Dari Nol, Evolusi Tanpa Batas - Chapter 91
Bab 91 – 91: 90, Aku akan berbagi setengah dari headphoneku denganmu.
Hari kedua ujian masuk perguruan tinggi, 8 Juni.
Lin Zichen dan Shen Qinghan bangun pagi-pagi, selesai sarapan, lalu menuju sekolah untuk berkumpul. Bersama-sama, mereka akan naik bus ke lokasi ujian praktik, sebuah hutan yang dipenuhi dengan alam liar.
Hutan ini terletak di pinggiran Provinsi Nanjiang.
Tempat itu terpencil dan tidak berpenghuni, dengan banyak hewan liar dan sedikit pengunjung manusia.
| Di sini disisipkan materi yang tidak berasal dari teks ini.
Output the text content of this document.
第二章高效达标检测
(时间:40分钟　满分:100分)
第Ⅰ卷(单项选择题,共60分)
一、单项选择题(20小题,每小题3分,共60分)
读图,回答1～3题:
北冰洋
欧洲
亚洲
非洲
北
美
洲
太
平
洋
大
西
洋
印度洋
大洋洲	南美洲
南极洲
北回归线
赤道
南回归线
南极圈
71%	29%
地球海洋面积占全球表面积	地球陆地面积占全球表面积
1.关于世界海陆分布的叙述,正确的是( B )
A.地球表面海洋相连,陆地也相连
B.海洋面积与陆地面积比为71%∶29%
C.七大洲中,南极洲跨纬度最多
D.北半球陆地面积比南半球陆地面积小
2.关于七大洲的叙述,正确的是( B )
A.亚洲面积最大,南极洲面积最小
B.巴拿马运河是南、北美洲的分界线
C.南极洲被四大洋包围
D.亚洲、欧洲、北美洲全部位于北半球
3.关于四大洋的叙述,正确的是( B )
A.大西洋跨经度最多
Tempat itu sangat cocok untuk digunakan sebagai lokasi uji penilaian praktis.
Di luar rumah kedua keluarga tersebut.
Ayah dan ibu Lin, ayah dan ibu Shen, keempat orang tua itu bangun pagi-pagi untuk mengantar anak-anak mereka.
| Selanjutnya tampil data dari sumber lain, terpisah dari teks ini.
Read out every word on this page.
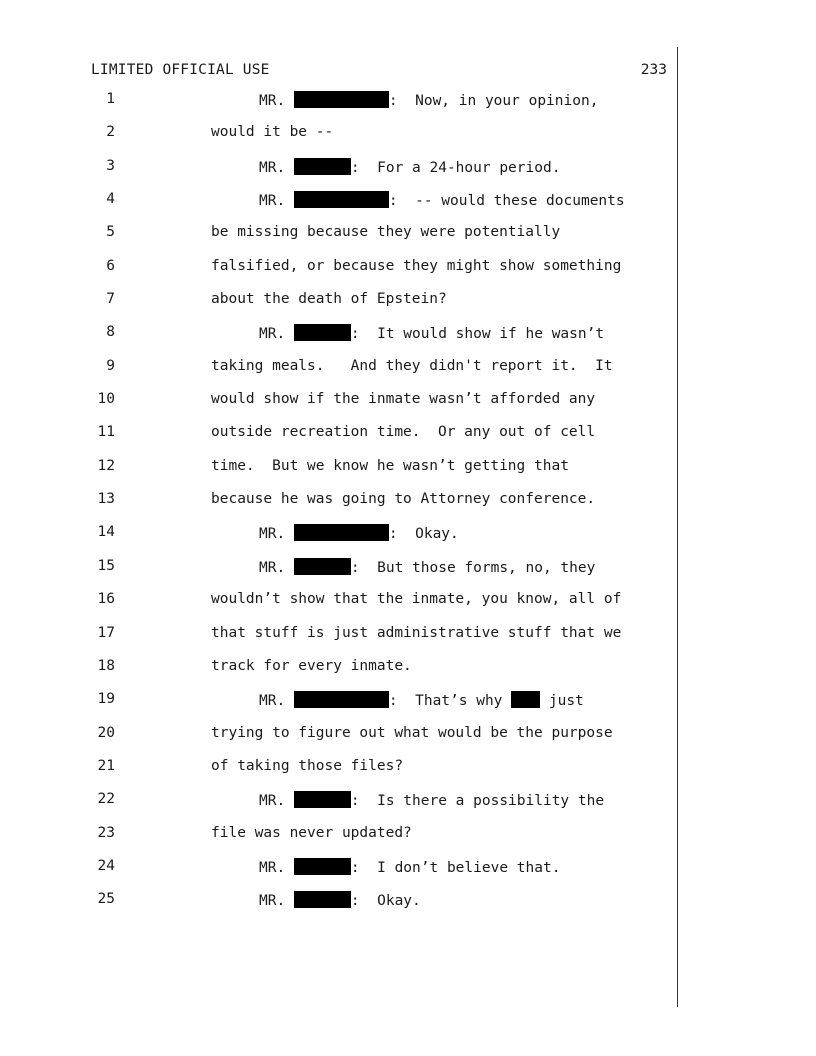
LIMITED OFFICIAL USE	233
1	MR.	:  Now, in your opinion,
2	would it be --
3	MR.	:  For a 24-hour period.
4	MR.	:  -- would these documents
5	be missing because they were potentially
6	falsified, or because they might show something
7	about the death of Epstein?
8	MR.	:  It would show if he wasn’t
9	taking meals.   And they didn't report it.  It
10	would show if the inmate wasn’t afforded any
11	outside recreation time.  Or any out of cell
12	time.  But we know he wasn’t getting that
13	because he was going to Attorney conference.
14	MR.	:  Okay.
15	MR.	:  But those forms, no, they
16	wouldn’t show that the inmate, you know, all of
17	that stuff is just administrative stuff that we
18	track for every inmate.
19	MR.	:  That’s why  just
20	trying to figure out what would be the purpose
21	of taking those files?
22	MR.	:  Is there a possibility the
23	file was never updated?
24	MR.	:  I don’t believe that.
25	MR.	:  Okay.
“Ambillah sekantong roti ini…”
“Dan jangan lupa biskuitnya…”
“Ingat botol minuman olahraga ini…”
“Dan sebungkus dendeng ini…”
“Bawalah lebih banyak makanan, makanlah dengan kenyang sebelum memasuki hutan. Dengan begitu, begitu Anda berada di dalam, Anda tidak perlu terburu-buru mencari makanan dan dapat terlebih dahulu mengamati medan.”
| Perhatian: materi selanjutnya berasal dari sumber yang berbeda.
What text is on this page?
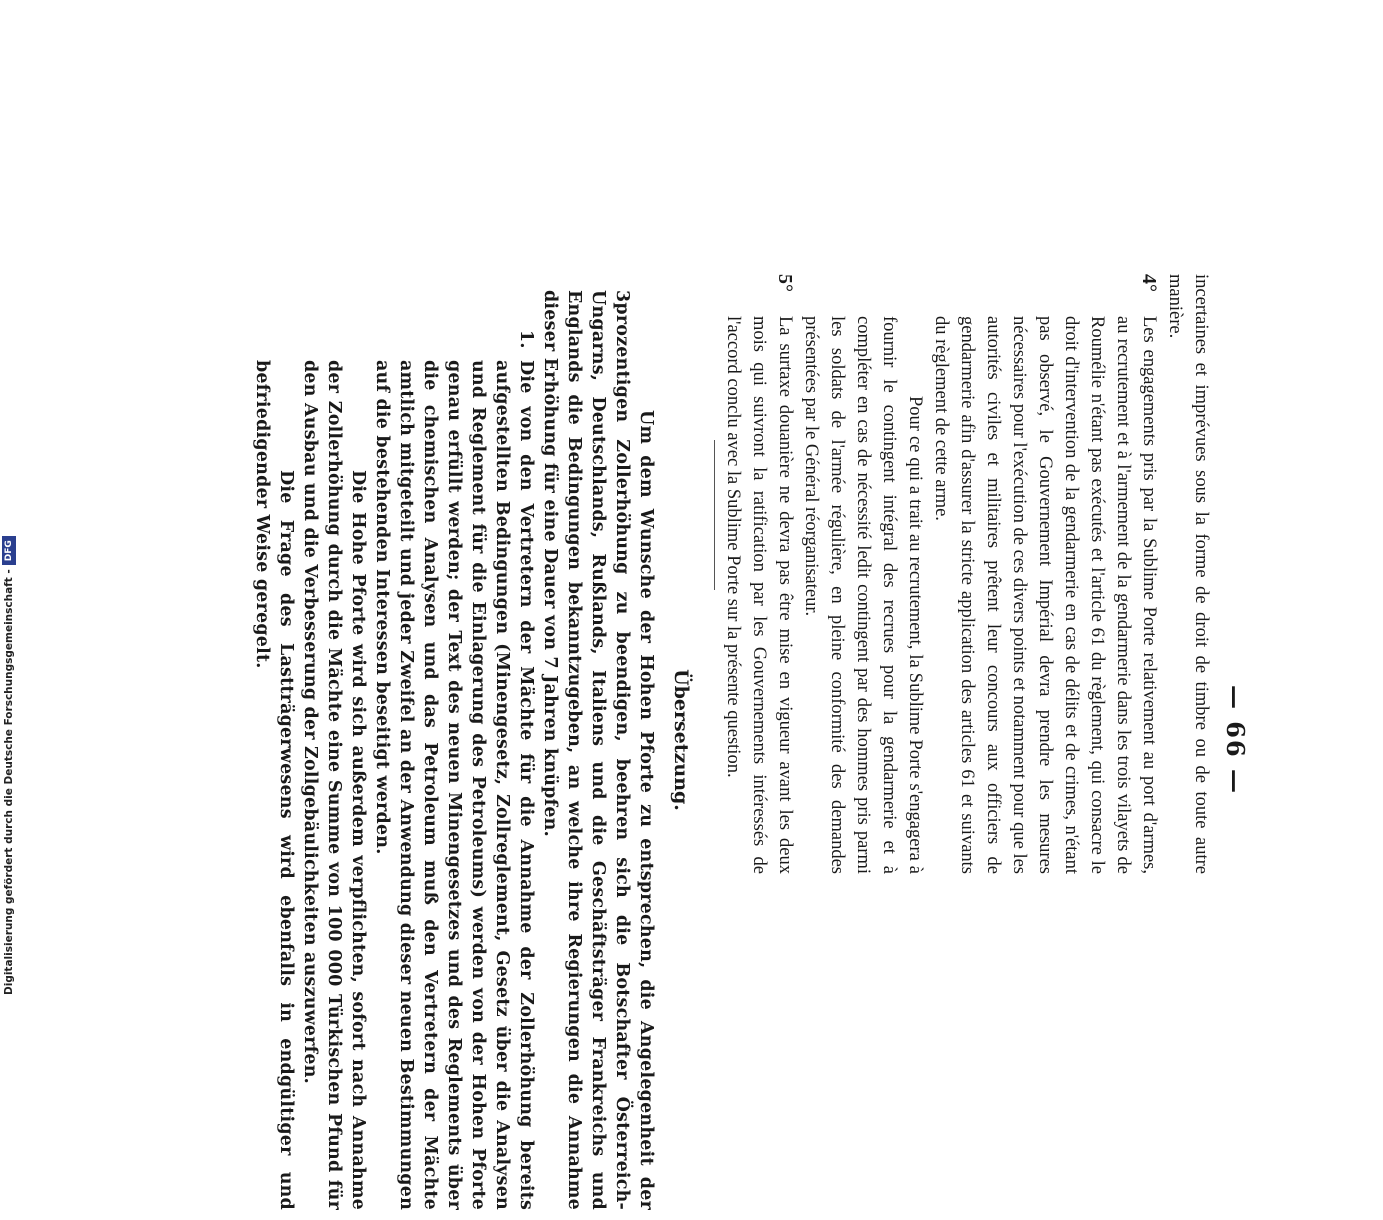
— 66 —

incertaines et imprévues sous la forme de droit de timbre ou de toute autre manière.

4°

Les engagements pris par la Sublime Porte relativement au port d'armes, au recrutement et à l'armement de la gendarmerie dans les trois vilayets de Roumélie n'étant pas exécutés et l'article 61 du règlement, qui consacre le droit d'intervention de la gendarmerie en cas de délits et de crimes, n'étant pas observé, le Gouvernement Impérial devra prendre les mesures nécessaires pour l'exécution de ces divers points et notamment pour que les autorités civiles et militaires prêtent leur concours aux officiers de gendarmerie afin d'assurer la stricte application des articles 61 et suivants du règlement de cette arme.

Pour ce qui a trait au recrutement, la Sublime Porte s'engagera à fournir le contingent intégral des recrues pour la gendarmerie et à compléter en cas de nécessité ledit contingent par des hommes pris parmi les soldats de l'armée régulière, en pleine conformité des demandes présentées par le Général réorganisateur.

5°

La surtaxe douanière ne devra pas être mise en vigueur avant les deux mois qui suivront la ratification par les Gouvernements intéressés de l'accord conclu avec la Sublime Porte sur la présente question.

Übersetzung.

Um dem Wunsche der Hohen Pforte zu entsprechen, die Angelegenheit der 3prozentigen Zollerhöhung zu beendigen, beehren sich die Botschafter Österreich-Ungarns, Deutschlands, Rußlands, Italiens und die Geschäftsträger Frankreichs und Englands die Bedingungen bekanntzugeben, an welche ihre Regierungen die Annahme dieser Erhöhung für eine Dauer von 7 Jahren knüpfen.

1.

Die von den Vertretern der Mächte für die Annahme der Zollerhöhung bereits aufgestellten Bedingungen (Minengesetz, Zollreglement, Gesetz über die Analysen und Reglement für die Einlagerung des Petroleums) werden von der Hohen Pforte genau erfüllt werden; der Text des neuen Minengesetzes und des Reglements über die chemischen Analysen und das Petroleum muß den Vertretern der Mächte amtlich mitgeteilt und jeder Zweifel an der Anwendung dieser neuen Bestimmungen auf die bestehenden Interessen beseitigt werden.

Die Hohe Pforte wird sich außerdem verpflichten, sofort nach Annahme der Zollerhöhung durch die Mächte eine Summe von 100 000 Türkischen Pfund für den Ausbau und die Verbesserung der Zollgebäulichkeiten auszuwerfen.

Die Frage des Lastträgerwesens wird ebenfalls in endgültiger und befriedigender Weise geregelt.

Digitalisierung gefördert durch die Deutsche Forschungsgemeinschaft -DFG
Zhang Wanxin membuka ritsleting ransel Lin Zichen dan, sambil berbicara, terus memasukkan makanan ke dalamnya.
Merasa ranselnya semakin berat, Lin Zichen buru-buru berkata,
“Bu, cukup sudah, aku tidak bisa menghabiskan semuanya.”
“Bukankah Han Han juga ada di sana untuk memakannya?”
“Ransel Han Han juga sudah penuh.”
“Tidak masalah, kalau kamu tidak bisa menghabiskannya, kamu bisa memakannya setelah ujian nanti, saat kamu mungkin lapar.”
Zhang Wanxin sangat teliti, karena khawatir anak-anak akan kelaparan.
Di sisi lain, Xu Meng juga terus-menerus mengomel pada Shen Qinghan, mengingatkannya,
“Qinghan, hutan ini penuh bahaya. Jangan ambil risiko hanya demi mendapatkan nilai tinggi. Keselamatanmu adalah yang utama, mengerti?”
“Aku mengerti, Bu.”
Shen Qinghan dengan patuh menganggukkan kepalanya.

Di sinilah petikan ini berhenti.